08/28/2012 06:51 pm ET Updated Oct 28, 2012

Poetic Justice

As I prepare for the start of another school year, I find myself thinking back to a Saturday evening last spring that captured the promise of new discoveries, expanding horizons, and a brighter future that each new academic year brings. At Thistle Coffee House on 2nd Avenue, I sat captivated as seven of my Crockett High School students performed original poetry to a room of complete strangers.

A few weeks prior, I had given my English classes a creative writing assignment, and many students chose to write poems. After class one Friday, I invited the students who took this challenge to join me at Thistle for open mic night to read their work, if they felt so inclined.

I didn't actually expect them to show up on a Saturday night to hang out with their English teacher. But they did.

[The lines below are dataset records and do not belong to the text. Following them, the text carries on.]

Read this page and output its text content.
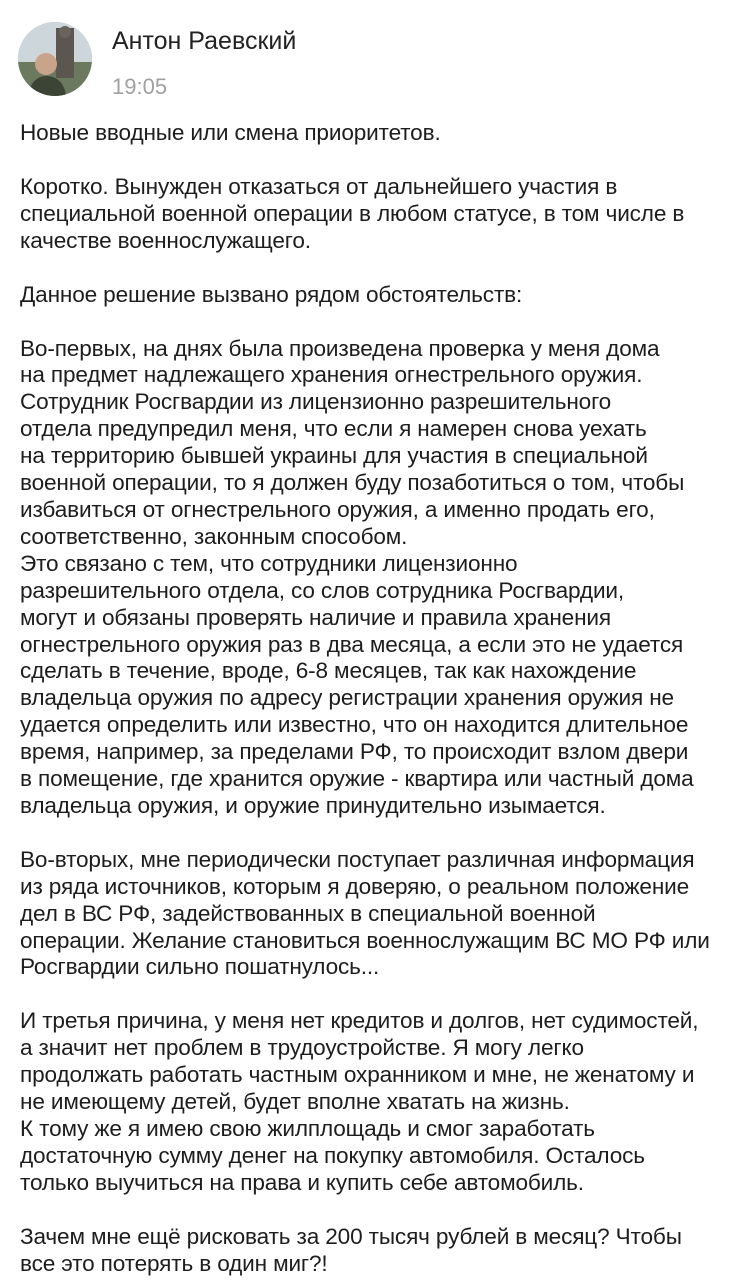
Антон Раевский
19:05

Новые вводные или смена приоритетов.

Коротко. Вынужден отказаться от дальнейшего участия в
специальной военной операции в любом статусе, в том числе в
качестве военнослужащего.

Данное решение вызвано рядом обстоятельств:

Во-первых, на днях была произведена проверка у меня дома
на предмет надлежащего хранения огнестрельного оружия.
Сотрудник Росгвардии из лицензионно разрешительного
отдела предупредил меня, что если я намерен снова уехать
на территорию бывшей украины для участия в специальной
военной операции, то я должен буду позаботиться о том, чтобы
избавиться от огнестрельного оружия, а именно продать его,
соответственно, законным способом.
Это связано с тем, что сотрудники лицензионно
разрешительного отдела, со слов сотрудника Росгвардии,
могут и обязаны проверять наличие и правила хранения
огнестрельного оружия раз в два месяца, а если это не удается
сделать в течение, вроде, 6-8 месяцев, так как нахождение
владельца оружия по адресу регистрации хранения оружия не
удается определить или известно, что он находится длительное
время, например, за пределами РФ, то происходит взлом двери
в помещение, где хранится оружие - квартира или частный дома
владельца оружия, и оружие принудительно изымается.

Во-вторых, мне периодически поступает различная информация
из ряда источников, которым я доверяю, о реальном положение
дел в ВС РФ, задействованных в специальной военной
операции. Желание становиться военнослужащим ВС МО РФ или
Росгвардии сильно пошатнулось...

И третья причина, у меня нет кредитов и долгов, нет судимостей,
а значит нет проблем в трудоустройстве. Я могу легко
продолжать работать частным охранником и мне, не женатому и
не имеющему детей, будет вполне хватать на жизнь.
К тому же я имею свою жилплощадь и смог заработать
достаточную сумму денег на покупку автомобиля. Осталось
только выучиться на права и купить себе автомобиль.

Зачем мне ещё рисковать за 200 тысяч рублей в месяц? Чтобы
все это потерять в один миг?!
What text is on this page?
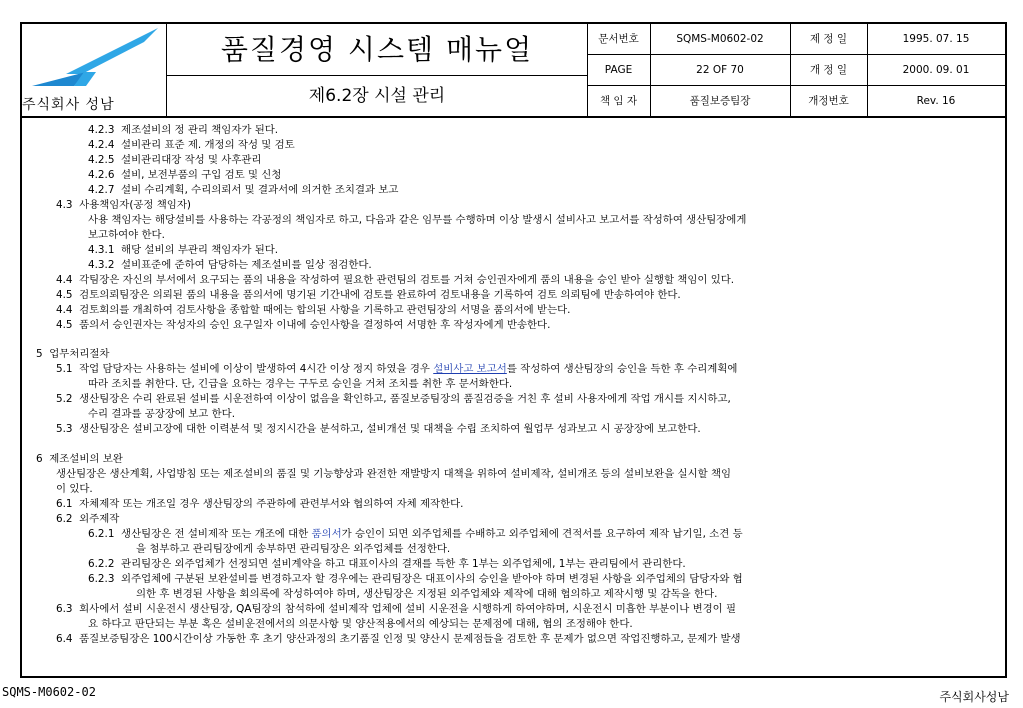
주식회사 성남
품질경영 시스템 매뉴얼
제6.2장 시설 관리
문서번호	SQMS-M0602-02	제 정 일	1995. 07. 15
PAGE	22 OF 70	개 정 일	2000. 09. 01
책 임 자	품질보증팀장	개정번호	Rev. 16
4.2.3  제조설비의 정 관리 책임자가 된다.
4.2.4  설비관리 표준 제. 개정의 작성 및 검토
4.2.5  설비관리대장 작성 및 사후관리
4.2.6  설비, 보전부품의 구입 검토 및 신청
4.2.7  설비 수리계획, 수리의뢰서 및 결과서에 의거한 조치결과 보고
4.3  사용책임자(공정 책임자)
사용 책임자는 해당설비를 사용하는 각공정의 책임자로 하고, 다음과 같은 임무를 수행하며 이상 발생시 설비사고 보고서를 작성하여 생산팀장에게
보고하여야 한다.
4.3.1  해당 설비의 부관리 책임자가 된다.
4.3.2  설비표준에 준하여 담당하는 제조설비를 일상 점검한다.
4.4  각팀장은 자신의 부서에서 요구되는 품의 내용을 작성하여 필요한 관련팀의 검토를 거쳐 승인권자에게 품의 내용을 승인 받아 실행할 책임이 있다.
4.5  검토의뢰팀장은 의뢰된 품의 내용을 품의서에 명기된 기간내에 검토를 완료하여 검토내용을 기록하여 검토 의뢰팀에 반송하여야 한다.
4.4  검토회의를 개최하여 검토사항을 종합할 때에는 합의된 사항을 기록하고 관련팀장의 서명을 품의서에 받는다.
4.5  품의서 승인권자는 작성자의 승인 요구일자 이내에 승인사항을 결정하여 서명한 후 작성자에게 반송한다.
5  업무처리절차
5.1  작업 담당자는 사용하는 설비에 이상이 발생하여 4시간 이상 정지 하였을 경우 설비사고 보고서를 작성하여 생산팀장의 승인을 득한 후 수리계획에
따라 조치를 취한다. 단, 긴급을 요하는 경우는 구두로 승인을 거쳐 조치를 취한 후 문서화한다.
5.2  생산팀장은 수리 완료된 설비를 시운전하여 이상이 없음을 확인하고, 품질보증팀장의 품질검증을 거친 후 설비 사용자에게 작업 개시를 지시하고,
수리 결과를 공장장에 보고 한다.
5.3  생산팀장은 설비고장에 대한 이력분석 및 정지시간을 분석하고, 설비개선 및 대책을 수립 조치하여 월업무 성과보고 시 공장장에 보고한다.
6  제조설비의 보완
생산팀장은 생산계획, 사업방침 또는 제조설비의 품질 및 기능향상과 완전한 재발방지 대책을 위하여 설비제작, 설비개조 등의 설비보완을 실시할 책임
이 있다.
6.1  자체제작 또는 개조일 경우 생산팀장의 주관하에 관련부서와 협의하여 자체 제작한다.
6.2  외주제작
6.2.1  생산팀장은 전 설비제작 또는 개조에 대한 품의서가 승인이 되면 외주업체를 수배하고 외주업체에 견적서를 요구하여 제작 납기일, 소견 등
을 첨부하고 관리팀장에게 송부하면 관리팀장은 외주업체를 선정한다.
6.2.2  관리팀장은 외주업체가 선정되면 설비계약을 하고 대표이사의 결재를 득한 후 1부는 외주업체에, 1부는 관리팀에서 관리한다.
6.2.3  외주업체에 구분된 보완설비를 변경하고자 할 경우에는 관리팀장은 대표이사의 승인을 받아야 하며 변경된 사항을 외주업체의 담당자와 협
의한 후 변경된 사항을 회의록에 작성하여야 하며, 생산팀장은 지정된 외주업체와 제작에 대해 협의하고 제작시행 및 감독을 한다.
6.3  회사에서 설비 시운전시 생산팀장, QA팀장의 참석하에 설비제작 업체에 설비 시운전을 시행하게 하여야하며, 시운전시 미흡한 부분이나 변경이 필
요 하다고 판단되는 부분 혹은 설비운전에서의 의문사항 및 양산적용에서의 예상되는 문제점에 대해, 협의 조정해야 한다.
6.4  품질보증팀장은 100시간이상 가동한 후 초기 양산과정의 초기품질 인정 및 양산시 문제점들을 검토한 후 문제가 없으면 작업진행하고, 문제가 발생
SQMS-M0602-02	주식회사성남
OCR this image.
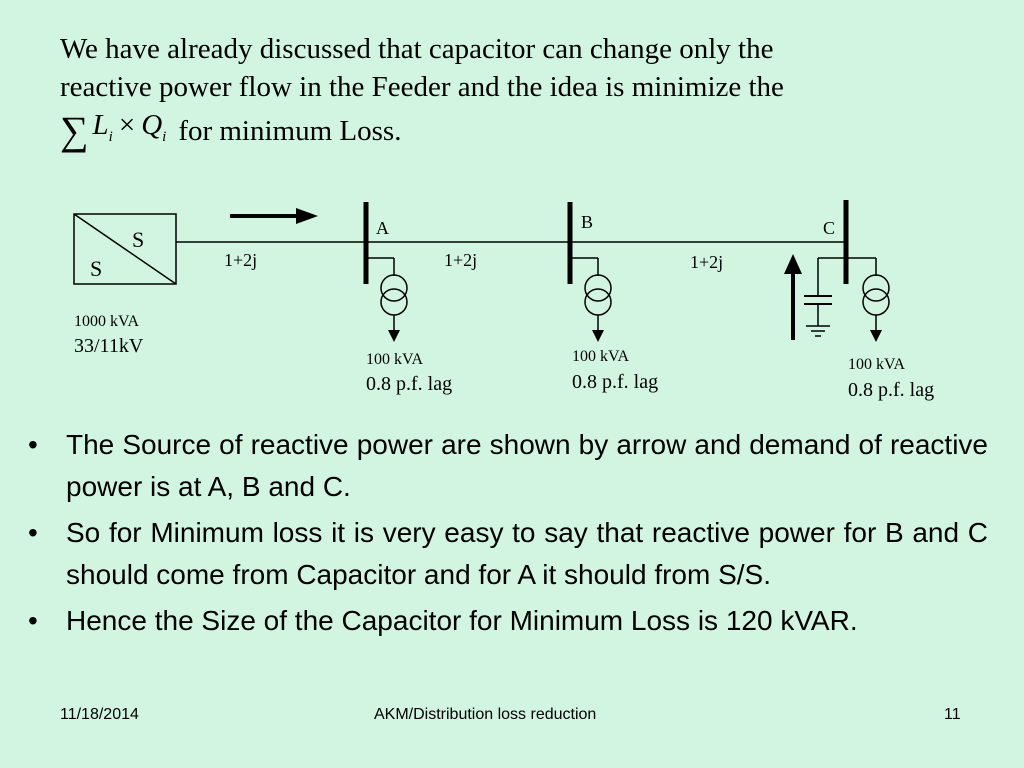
We have already discussed that capacitor can change only the
reactive power flow in the Feeder and the idea is minimize the
∑ $L_i \times Q_i$ for minimum Loss.
S
S
1000 kVA
33/11kV
A	B	C
1+2j	1+2j	1+2j
100 kVA
0.8 p.f. lag
100 kVA
0.8 p.f. lag
100 kVA
0.8 p.f. lag
• The Source of reactive power are shown by arrow and demand of reactive power is at A, B and C.
• So for Minimum loss it is very easy to say that reactive power for B and C should come from Capacitor and for A it should from S/S.
• Hence the Size of the Capacitor for Minimum Loss is 120 kVAR.
11/18/2014	AKM/Distribution loss reduction	11
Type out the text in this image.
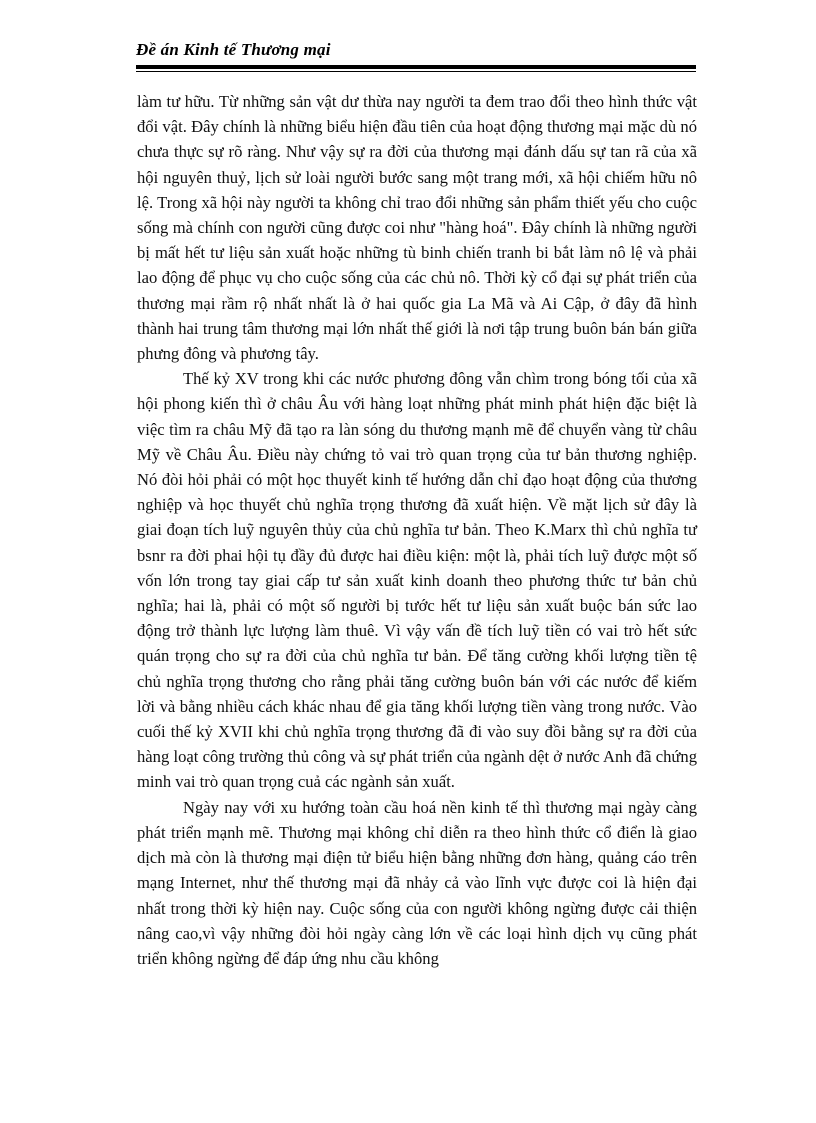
Đề án Kinh tế Thương mại

làm tư hữu. Từ những sản vật dư thừa nay người ta đem trao đổi theo hình thức vật đổi vật. Đây chính là những biểu hiện đầu tiên của hoạt động thương mại mặc dù nó chưa thực sự rõ ràng. Như vậy sự ra đời của thương mại đánh dấu sự tan rã của xã hội nguyên thuỷ, lịch sử loài người bước sang một trang mới, xã hội chiếm hữu nô lệ. Trong xã hội này người ta không chỉ trao đổi những sản phẩm thiết yếu cho cuộc sống mà chính con người cũng được coi như "hàng hoá". Đây chính là những người bị mất hết tư liệu sản xuất hoặc những tù binh chiến tranh bi bắt làm nô lệ và phải lao động để phục vụ cho cuộc sống của các chủ nô. Thời kỳ cổ đại sự phát triển của thương mại rầm rộ nhất nhất là ở hai quốc gia La Mã và Ai Cập, ở đây đã hình thành hai trung tâm thương mại lớn nhất thế giới là nơi tập trung buôn bán bán giữa phưng đông và phương tây.

Thế kỷ XV trong khi các nước phương đông vẫn chìm trong bóng tối của xã hội phong kiến thì ở châu Âu với hàng loạt những phát minh phát hiện đặc biệt là việc tìm ra châu Mỹ đã tạo ra làn sóng du thương mạnh mẽ để chuyển vàng từ châu Mỹ về Châu Âu. Điều này chứng tỏ vai trò quan trọng của tư bản thương nghiệp. Nó đòi hỏi phải có một học thuyết kinh tế hướng dẫn chỉ đạo hoạt động của thương nghiệp và học thuyết chủ nghĩa trọng thương đã xuất hiện. Về mặt lịch sử đây là giai đoạn tích luỹ nguyên thủy của chủ nghĩa tư bản. Theo K.Marx thì chủ nghĩa tư bsnr ra đời phai hội tụ đầy đủ được hai điều kiện: một là, phải tích luỹ được một số vốn lớn trong tay giai cấp tư sản xuất kinh doanh theo phương thức tư bản chủ nghĩa; hai là, phải có một số người bị tước hết tư liệu sản xuất buộc bán sức lao động trở thành lực lượng làm thuê. Vì vậy vấn đề tích luỹ tiền có vai trò hết sức quán trọng cho sự ra đời của chủ nghĩa tư bản. Để tăng cường khối lượng tiền tệ chủ nghĩa trọng thương cho rằng phải tăng cường buôn bán với các nước để kiếm lời và bằng nhiều cách khác nhau để gia tăng khối lượng tiền vàng trong nước. Vào cuối thế kỷ XVII khi chủ nghĩa trọng thương đã đi vào suy đồi bằng sự ra đời của hàng loạt công trường thủ công và sự phát triển của ngành dệt ở nước Anh đã chứng minh vai trò quan trọng cuả các ngành sản xuất.

Ngày nay với xu hướng toàn cầu hoá nền kinh tế thì thương mại ngày càng phát triển mạnh mẽ. Thương mại không chỉ diễn ra theo hình thức cổ điển là giao dịch mà còn là thương mại điện tử biểu hiện bằng những đơn hàng, quảng cáo trên mạng Internet, như thế thương mại đã nhảy cả vào lĩnh vực được coi là hiện đại nhất trong thời kỳ hiện nay. Cuộc sống của con người không ngừng được cải thiện nâng cao,vì vậy những đòi hỏi ngày càng lớn về các loại hình dịch vụ cũng phát triển không ngừng để đáp ứng nhu cầu không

As I sat at Thistle that night with coffee in hand waiting the evening's performances to begin, I smiled as my students began trickling in a few at a time over the course of an hour. Looking around, it was obvious they were fascinated by this newly discovered scene. A young, diverse crowd of college-aged artists packed the venue, a stone's throw from Wayne State University.

One by one, my high-schoolers approached the emcee and added their names to the performance list. Their hands were shaking a little bit, but their faces exuded confidence. Admittedly, I was surprised that none of them reneged--especially since open mic audiences can be intimidating.

As the evening's performers cycled through, patrons continued on with their conversations and coffee orders, paying just enough attention to give a polite clap at the end of each act. Then Dante, the first of my seven brave students, made his way to the mic -- and the scene at Thistle stopped. The barista stopped steaming milk, the students stopped studying, and the couples paused their dates to turn and watch as each of my brave high schoolers took to the stage: Keisha, Dominick, Adrian, Joseph, Markita, Cambria.

The audience exploded after each student's performance. There was a resounding applause. People shook the kids' hands. It was an incredible sight to see.

After their performance, my students and I lingered for a bit to soak up the scene, but eventually everyone headed home -- except for Keisha. As we sat there, Keisha turned to me and said, "Mr. Stoeser, I didn't like Detroit -- and I wasn't even excited about college -- until tonight."

Indeed, this moment was as eye-opening for me as it was for Keisha. I realized that this open mic night experience offered my students a poetic example of the opportunities that might be possible for them through their education -- and it gave them confidence in what they're capable of achieving.

It also reaffirmed for me the critical importance of providing my students, the future leaders of our city and country, with an excellent education that pushes them to achieve their full potential and prepares them to succeed.

For too many students in Detroit, the academic and life pressures that come during high school, coupled with the additional challenges of poverty, lead nearly half to drop out before their high school graduation. If we come together as a community, though, and provide our kids with the support and opportunities they deserve and need, we can help to break this cycle.

As an educator, my job isn't just to teach students like Dante and Keisha how to find their voice. I also must show them how valuable the outcome can be when given a constructive forum for that voice -- because people want to hear what they have to say. As we start the new school year, the potential of Detroit's youth is vast despite the institutional road blocks around which they must maneuver. Each of us -- whether we're a community member, parent or educator -- can play a vital role in opening up avenues for our kids and paving a brighter road for our city's future.